Aunque estos costes puedan parecer elevados, el estudio demostró que en el caso de los viajes en el interior de Europa, por ejemplo, la combinación de tasas de seguridad y de tasas aeroportuarias representa entre el 1 y el 2 por ciento de la tarifa aérea media.
Pagado por los pasajeros
Los altos costes relacionados con la seguridad son sostenidos actualmente en gran medida por los usuarios. Una mayor transparencia en materia de tasas y derechos de seguridad permitiría también comprender mejor los posibles efectos sobre la competencia. La actual falta de transparencia aumenta las dificultades encontradas para identificar las posibles distorsiones.
En Europa -explica la Comisión- existen dos tipologías fundamentales de financiación: un modelo centralizado, en el que el Estado, a través de una organismo público (autoridad de aviación civil, ministerio de Transportes, fuerzas policiales, etc.), es responsable en primera instancia de las principales actividades en seguridad.
Y un modelo descentralizado, en el que las principales actividades en materia de seguridad son competencia de las autoridades aeroportuarias bajo la supervisión de la autoridad competente (de aviación civil, ministerio pertinente, etc.). Estas actividades pueden ser realizadas directamente por el aeropuerto o externalizadas a terceros.
Financiación de la seguridad
En ambos modelos, la seguridad es financiada por los pasajeros mediante las tasas estatales para seguridad, las de seguridad aplicadas por las compañías aéreas sobre el billete o las aeroportuarias.

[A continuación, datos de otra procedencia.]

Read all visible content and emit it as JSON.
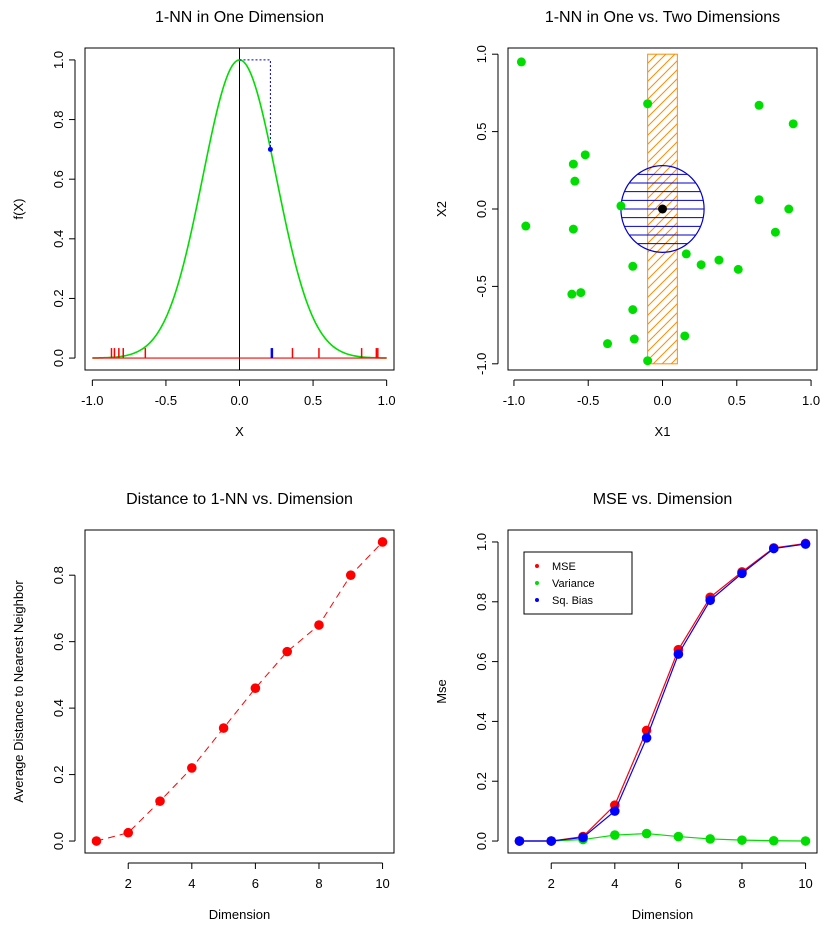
{
  "chart_data": [
    {
      "type": "line",
      "title": "1-NN in One Dimension",
      "xlabel": "X",
      "ylabel": "f(X)",
      "xlim": [
        -1.05,
        1.05
      ],
      "ylim": [
        -0.04,
        1.04
      ],
      "xticks": [
        -1.0,
        -0.5,
        0.0,
        0.5,
        1.0
      ],
      "xtick_labels": [
        "-1.0",
        "-0.5",
        "0.0",
        "0.5",
        "1.0"
      ],
      "yticks": [
        0.0,
        0.2,
        0.4,
        0.6,
        0.8,
        1.0
      ],
      "ytick_labels": [
        "0.0",
        "0.2",
        "0.4",
        "0.6",
        "0.8",
        "1.0"
      ],
      "curve": {
        "formula": "exp(-8*x^2)",
        "x_range": [
          -1,
          1
        ],
        "color": "#00dd00"
      },
      "target_point": {
        "x": 0.21,
        "y": 0.7,
        "color": "#0000ff"
      },
      "rug_x": [
        -0.87,
        -0.85,
        -0.82,
        -0.79,
        -0.64,
        0.36,
        0.54,
        0.83,
        0.93,
        0.94
      ],
      "rug_color": "#ff0000",
      "nearest_rug_x": 0.22,
      "vertical_line_x": 0.0
    },
    {
      "type": "scatter",
      "title": "1-NN in One vs. Two Dimensions",
      "xlabel": "X1",
      "ylabel": "X2",
      "xlim": [
        -1.04,
        1.04
      ],
      "ylim": [
        -1.04,
        1.04
      ],
      "xticks": [
        -1.0,
        -0.5,
        0.0,
        0.5,
        1.0
      ],
      "xtick_labels": [
        "-1.0",
        "-0.5",
        "0.0",
        "0.5",
        "1.0"
      ],
      "yticks": [
        -1.0,
        -0.5,
        0.0,
        0.5,
        1.0
      ],
      "ytick_labels": [
        "-1.0",
        "-0.5",
        "0.0",
        "0.5",
        "1.0"
      ],
      "points_x": [
        -0.95,
        -0.1,
        0.65,
        0.88,
        -0.92,
        -0.52,
        -0.6,
        -0.59,
        -0.28,
        -0.6,
        -0.2,
        0.16,
        0.26,
        0.38,
        0.51,
        0.65,
        0.76,
        0.85,
        -0.61,
        -0.55,
        -0.2,
        -0.37,
        -0.19,
        -0.1,
        0.15
      ],
      "points_y": [
        0.95,
        0.68,
        0.67,
        0.55,
        -0.11,
        0.35,
        0.29,
        0.18,
        0.02,
        -0.13,
        -0.37,
        -0.29,
        -0.36,
        -0.33,
        -0.39,
        0.06,
        -0.15,
        0.0,
        -0.55,
        -0.54,
        -0.65,
        -0.87,
        -0.84,
        -0.98,
        -0.82
      ],
      "points_color": "#00dd00",
      "target": {
        "x": 0.0,
        "y": 0.0,
        "color": "#000000"
      },
      "rect": {
        "x": [
          -0.1,
          0.1
        ],
        "y": [
          -1.0,
          1.0
        ],
        "color": "#ff8c00"
      },
      "circle": {
        "cx": 0.0,
        "cy": 0.0,
        "r": 0.28,
        "color": "#0000cc"
      }
    },
    {
      "type": "line",
      "title": "Distance to 1-NN vs. Dimension",
      "xlabel": "Dimension",
      "ylabel": "Average Distance to Nearest Neighbor",
      "xlim": [
        0.64,
        10.36
      ],
      "ylim": [
        -0.036,
        0.936
      ],
      "xticks": [
        2,
        4,
        6,
        8,
        10
      ],
      "xtick_labels": [
        "2",
        "4",
        "6",
        "8",
        "10"
      ],
      "yticks": [
        0.0,
        0.2,
        0.4,
        0.6,
        0.8
      ],
      "ytick_labels": [
        "0.0",
        "0.2",
        "0.4",
        "0.6",
        "0.8"
      ],
      "x": [
        1,
        2,
        3,
        4,
        5,
        6,
        7,
        8,
        9,
        10
      ],
      "series": [
        {
          "values": [
            0.0,
            0.025,
            0.12,
            0.22,
            0.34,
            0.46,
            0.57,
            0.65,
            0.8,
            0.9
          ],
          "color": "#ff0000"
        }
      ]
    },
    {
      "type": "line",
      "title": "MSE vs. Dimension",
      "xlabel": "Dimension",
      "ylabel": "Mse",
      "xlim": [
        0.64,
        10.36
      ],
      "ylim": [
        -0.04,
        1.04
      ],
      "xticks": [
        2,
        4,
        6,
        8,
        10
      ],
      "xtick_labels": [
        "2",
        "4",
        "6",
        "8",
        "10"
      ],
      "yticks": [
        0.0,
        0.2,
        0.4,
        0.6,
        0.8,
        1.0
      ],
      "ytick_labels": [
        "0.0",
        "0.2",
        "0.4",
        "0.6",
        "0.8",
        "1.0"
      ],
      "x": [
        1,
        2,
        3,
        4,
        5,
        6,
        7,
        8,
        9,
        10
      ],
      "legend_position": "top-left",
      "series": [
        {
          "name": "MSE",
          "values": [
            0.0,
            0.0,
            0.015,
            0.12,
            0.37,
            0.64,
            0.815,
            0.9,
            0.98,
            0.995
          ],
          "color": "#ff0000"
        },
        {
          "name": "Variance",
          "values": [
            0.0,
            0.0,
            0.005,
            0.02,
            0.025,
            0.015,
            0.007,
            0.003,
            0.001,
            0.0
          ],
          "color": "#00dd00"
        },
        {
          "name": "Sq. Bias",
          "values": [
            0.0,
            0.0,
            0.012,
            0.1,
            0.345,
            0.625,
            0.805,
            0.895,
            0.978,
            0.993
          ],
          "color": "#0000ff"
        }
      ]
    }
  ]
}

Sin embargo, en la mayoría de los países analizados, los fondos proporcionados por los pasajeros han sido insuficientes para cubrir todos los costes relacionados con la seguridad. Este dato debe ser considerado de cara al futuro, dado que en determinados aeropuertos las tasas efectivas relacionadas con la seguridad aplicadas a los pasajeros pueden incluirse en las tasas aeronáuticas generales, y la falta de transparencia que de ello se deriva impide tener una visión global de las entradas generadas para financiar la seguridad en los aeropuertos de toda Europa.
De hecho, se han encontrado diferencias en la financiación de los déficit operativos existentes. Seis de los 18 estados cubren estos déficit, en parte, con tasas generales, mientras en los demás la carga de la financiación recae sobre los aeropuertos.
Diferencias con EEUU
Por lo que respecta al riesgo de distorsión externa de la competencia, el estudio revela notables diferencias entre la UE y Estados Unidos en los métodos de financiación de las medidas de seguridad.
De hecho, tras el 11-S, las autoridades americanas concedieron ayudas económicas considerables al propio sector aéreo, duramente afectado, y aseguraron la aplicación de diversas e importantísimas medidas de seguridad a nivel nacional. Por ejemplo, de 2002 a 2004, la aviación estadounidense se benefició de ayudas públicas por casi 32.000 millones de euros destinados a la seguridad en los transportes aéreos. Está claro que una cantidad similar pública puede distorsionar la competencia entre los sectores aéreos europeos y americanos.
¿En qué consisten las nuevas normas
Hoy ha entrado en vigor el nuevo Reglamento de la UE, que afecta a todos los pasajeros que partan de un aeropuerto de la UE, independientemente de su destino.
El mismo es una respuesta al descubrimiento de un plan para atentar contra aviones de pasajeros con explosivos líquidos, que fue desarticulado en agosto pasado por las autoridades británicas.
La normativa establece, entre otras medidas, que a partir del día 6 en el equipaje de mano no se podrán transportar aerosoles ni envases con líquidos, cremas, geles o sustancias similares que superen los 100 mililitros de capacidad, aunque hay excepciones para medicamentos y líquidos para dietas especiales.